The lonely musings of a loosely connected software developer.

Sunday, January 15, 2006

The Perils of JavaSchools - Joel on Software

I just finished reading one of Joel's latest: The Perils of JavaSchools. He's right.

I'm not a graduate of a Java school, but I am a graduate of a C++ school. Where C++'s STL library is taught before dynamic memory allocation. Or recursion. Or data structures of any type.

By the time students actually get to the data structures course they have been writing all of their assignments with std::vector and std::map. They don't understand how generic types work, but they can use them to implement a very poor spell checker. They have no desire to learn how std::map might be implemented, as they think that all they really need to know is #include <map>. It might as well be Java, where at least they have to deal with the challenge of downcasting when accessing a java.lang.Map.

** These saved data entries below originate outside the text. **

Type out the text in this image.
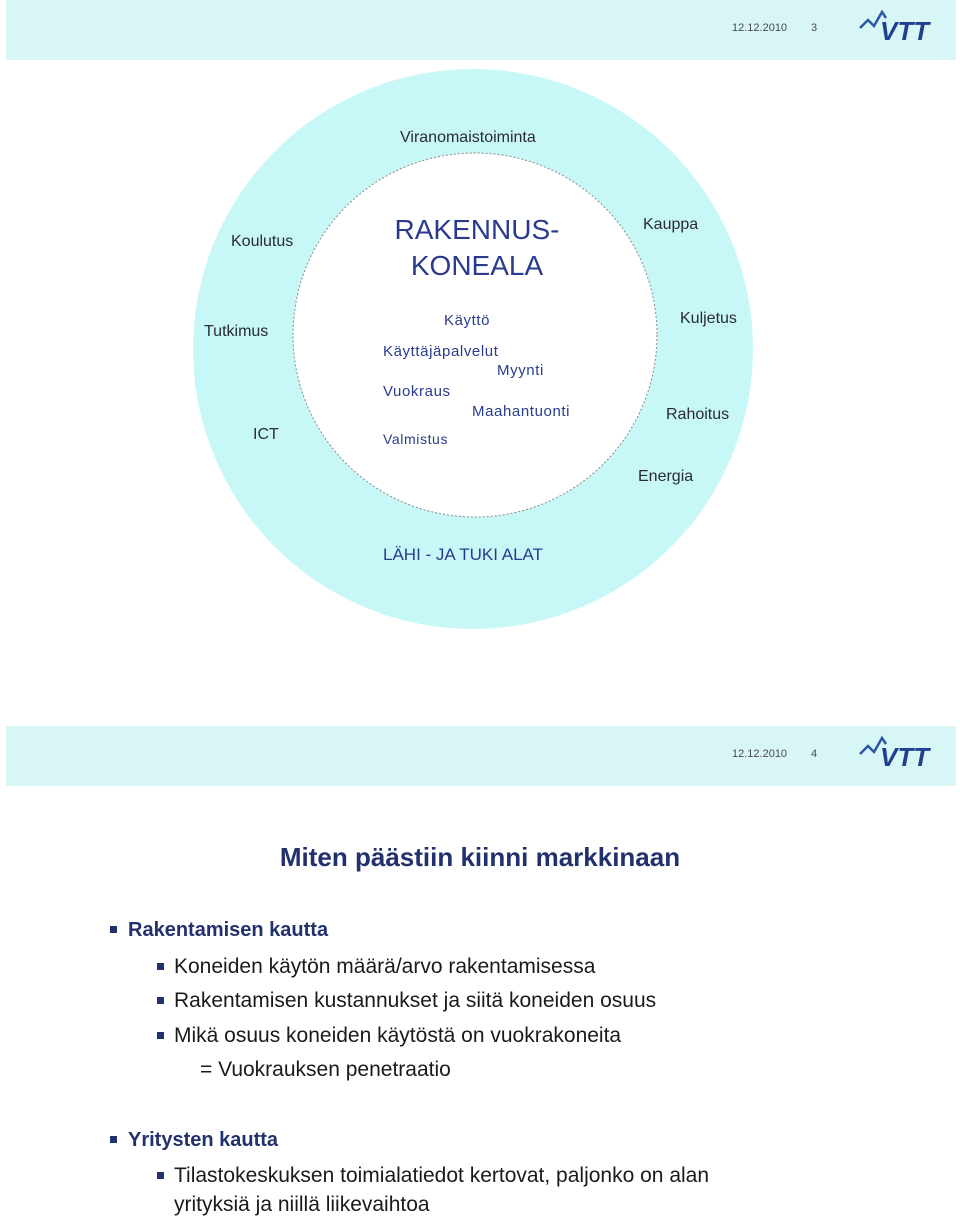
12.12.2010 3 VTT
Viranomaistoiminta
Koulutus
Kauppa
Tutkimus
Kuljetus
ICT
Rahoitus
Energia
RAKENNUS-
KONEALA
Käyttö
Käyttäjäpalvelut
Myynti
Vuokraus
Maahantuonti
Valmistus
LÄHI - JA TUKI ALAT
12.12.2010 4 VTT
Miten päästiin kiinni markkinaan
Rakentamisen kautta
Koneiden käytön määrä/arvo rakentamisessa
Rakentamisen kustannukset ja siitä koneiden osuus
Mikä osuus koneiden käytöstä on vuokrakoneita
= Vuokrauksen penetraatio
Yritysten kautta
Tilastokeskuksen toimialatiedot kertovat, paljonko on alan
yrityksiä ja niillä liikevaihtoa
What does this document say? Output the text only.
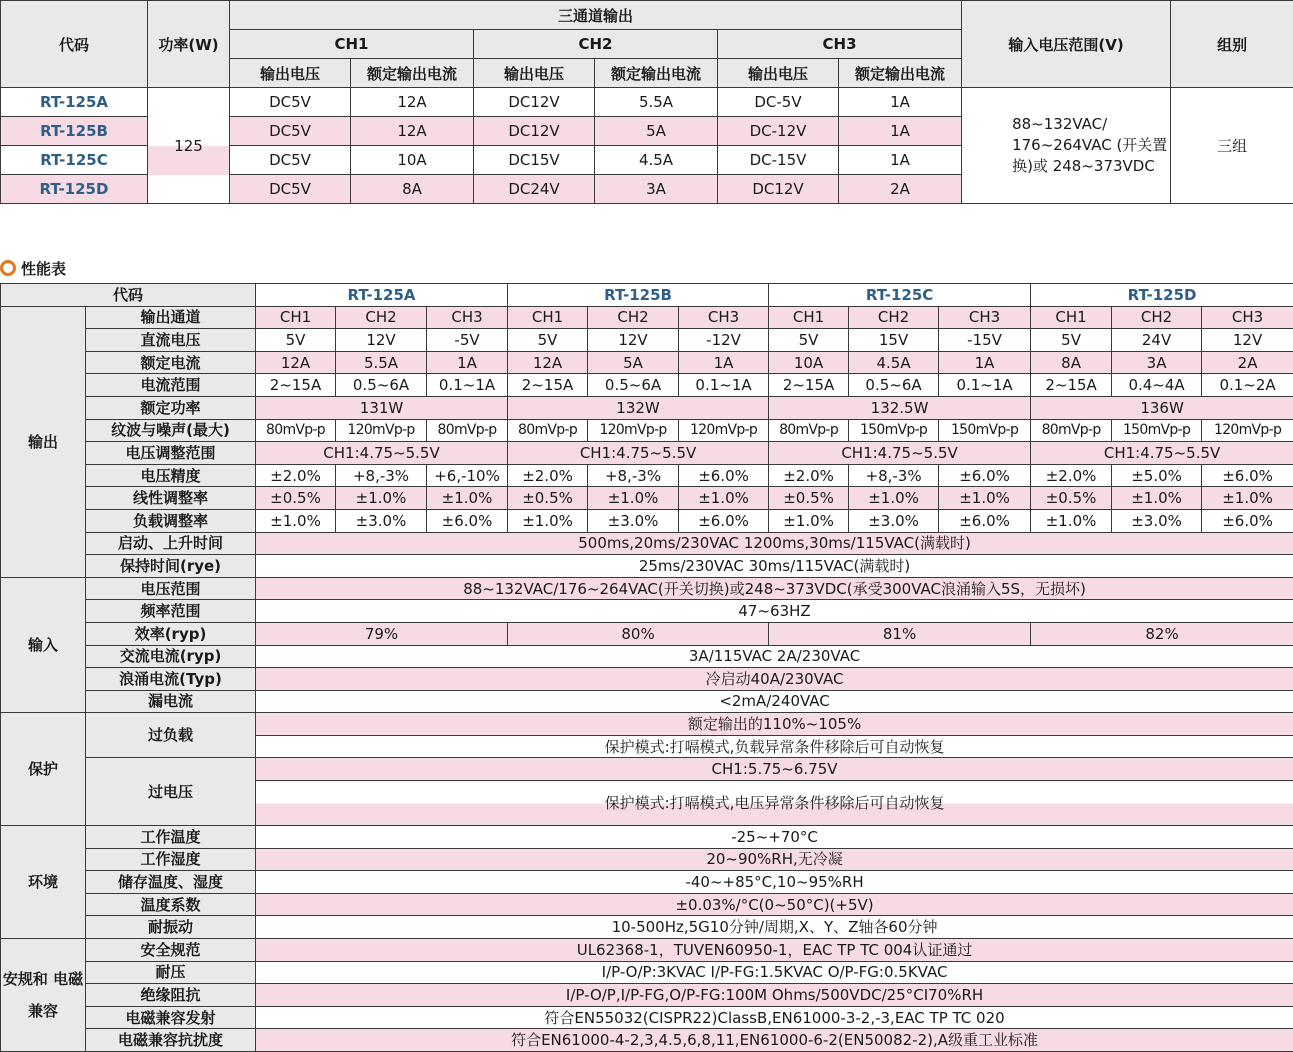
代码	功率(W)	三通道输出						输入电压范围(V)	组别
		CH1		CH2		CH3			
		输出电压	额定输出电流	输出电压	额定输出电流	输出电压	额定输出电流		
RT-125A	125	DC5V	12A	DC12V	5.5A	DC-5V	1A	88~132VAC/ 176~264VAC (开关置换)或 248~373VDC	三组
RT-125B		DC5V	12A	DC12V	5A	DC-12V	1A		
RT-125C		DC5V	10A	DC15V	4.5A	DC-15V	1A		
RT-125D		DC5V	8A	DC24V	3A	DC12V	2A		
性能表
代码		RT-125A			RT-125B			RT-125C			RT-125D		
输出	输出通道	CH1	CH2	CH3	CH1	CH2	CH3	CH1	CH2	CH3	CH1	CH2	CH3
	直流电压	5V	12V	-5V	5V	12V	-12V	5V	15V	-15V	5V	24V	12V
	额定电流	12A	5.5A	1A	12A	5A	1A	10A	4.5A	1A	8A	3A	2A
	电流范围	2~15A	0.5~6A	0.1~1A	2~15A	0.5~6A	0.1~1A	2~15A	0.5~6A	0.1~1A	2~15A	0.4~4A	0.1~2A
	额定功率	131W			132W			132.5W			136W		
	纹波与噪声(最大)	80mVp-p	120mVp-p	80mVp-p	80mVp-p	120mVp-p	120mVp-p	80mVp-p	150mVp-p	150mVp-p	80mVp-p	150mVp-p	120mVp-p
	电压调整范围	CH1:4.75~5.5V			CH1:4.75~5.5V			CH1:4.75~5.5V			CH1:4.75~5.5V		
	电压精度	±2.0%	+8,-3%	+6,-10%	±2.0%	+8,-3%	±6.0%	±2.0%	+8,-3%	±6.0%	±2.0%	±5.0%	±6.0%
	线性调整率	±0.5%	±1.0%	±1.0%	±0.5%	±1.0%	±1.0%	±0.5%	±1.0%	±1.0%	±0.5%	±1.0%	±1.0%
	负载调整率	±1.0%	±3.0%	±6.0%	±1.0%	±3.0%	±6.0%	±1.0%	±3.0%	±6.0%	±1.0%	±3.0%	±6.0%
	启动、上升时间	500ms,20ms/230VAC 1200ms,30ms/115VAC(满载时)											
	保持时间(rye)	25ms/230VAC 30ms/115VAC(满载时)											
输入	电压范围	88~132VAC/176~264VAC(开关切换)或248~373VDC(承受300VAC浪涌输入5S，无损坏)											
	频率范围	47~63HZ											
	效率(ryp)	79%			80%			81%			82%		
	交流电流(ryp)	3A/115VAC 2A/230VAC											
	浪涌电流(Typ)	冷启动40A/230VAC											
	漏电流	<2mA/240VAC											
保护	过负载	额定输出的110%~105%											
		保护模式:打嗝模式,负载异常条件移除后可自动恢复											
	过电压	CH1:5.75~6.75V											
		保护模式:打嗝模式,电压异常条件移除后可自动恢复											

环境	工作温度	-25~+70°C											
	工作湿度	20~90%RH,无冷凝											
	储存温度、湿度	-40~+85°C,10~95%RH											
	温度系数	±0.03%/°C(0~50°C)(+5V)											
	耐振动	10-500Hz,5G10分钟/周期,X、Y、Z轴各60分钟											
安规和 电磁兼容	安全规范	UL62368-1，TUVEN60950-1，EAC TP TC 004认证通过											
	耐压	I/P-O/P:3KVAC I/P-FG:1.5KVAC O/P-FG:0.5KVAC											
	绝缘阻抗	I/P-O/P,I/P-FG,O/P-FG:100M Ohms/500VDC/25°CI70%RH											
	电磁兼容发射	符合EN55032(CISPR22)ClassB,EN61000-3-2,-3,EAC TP TC 020											
	电磁兼容抗扰度	符合EN61000-4-2,3,4.5,6,8,11,EN61000-6-2(EN50082-2),A级重工业标准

And forget about teaching the mystical concepts of const-correctness in C++. My entire undergraduate degree at RPI was composed of instructors avoiding const-correctness "because it is so difficult that even PhDs can't do it right". Riiiiiight. I know many professional programmers get it right. On a daily basis. Without a PhD. Of course many also don't get it right, but that's not an excuse to not teach it, especially when the entire undergraduate program is based around C++!

Many students in the database class that I am a teaching assistant for seem to have trouble with basic b-trees. The prerequisite for this class is data structures. If they didn't learn b-trees in data structures, what did they learn? Arrays of ints? Many of them also seem to have trouble with the concept of a disk address. Its a pointer! I wonder if they could even answer the age old question "how do pointers differ from arrays in C?".

RPI never really taught Scheme, Lisp, Prolog, Haskell, or ML. Sure it has the typical language survey course, but this course whizzes though these languages and the projects used aren't very in-depth. I doubt students really learn lambda-calculus from it. I certainly didn't learn it from that course! I learned the basics of lambda-calculus from working on my own in Erlang years before I took the language survey course. If it wasn't for that I doubt I would have learned it at all.

Now that I am a graduate student in RPI's PhD program, I certainly do wonder how well prepared I am for it. I wonder if I would be more prepared if I had an undergraduate program similar to what Joel had at Penn instead of the one I had at RPI. I think Joel hit the nail on the head when he pointed out that many JavaSchools are turning out students with 4.0 GPAs who aren't ready for graduate school.

By the way, I had 5 years of Latin in high school. Unfortunately for me the last 3 years I had a pretty lazy teacher. Most of our Latin classes were focused more on TV shows like Beverly Hills 90210 than on the classics. So needless to say I didn't get as much out of the language as I should have but I did take it.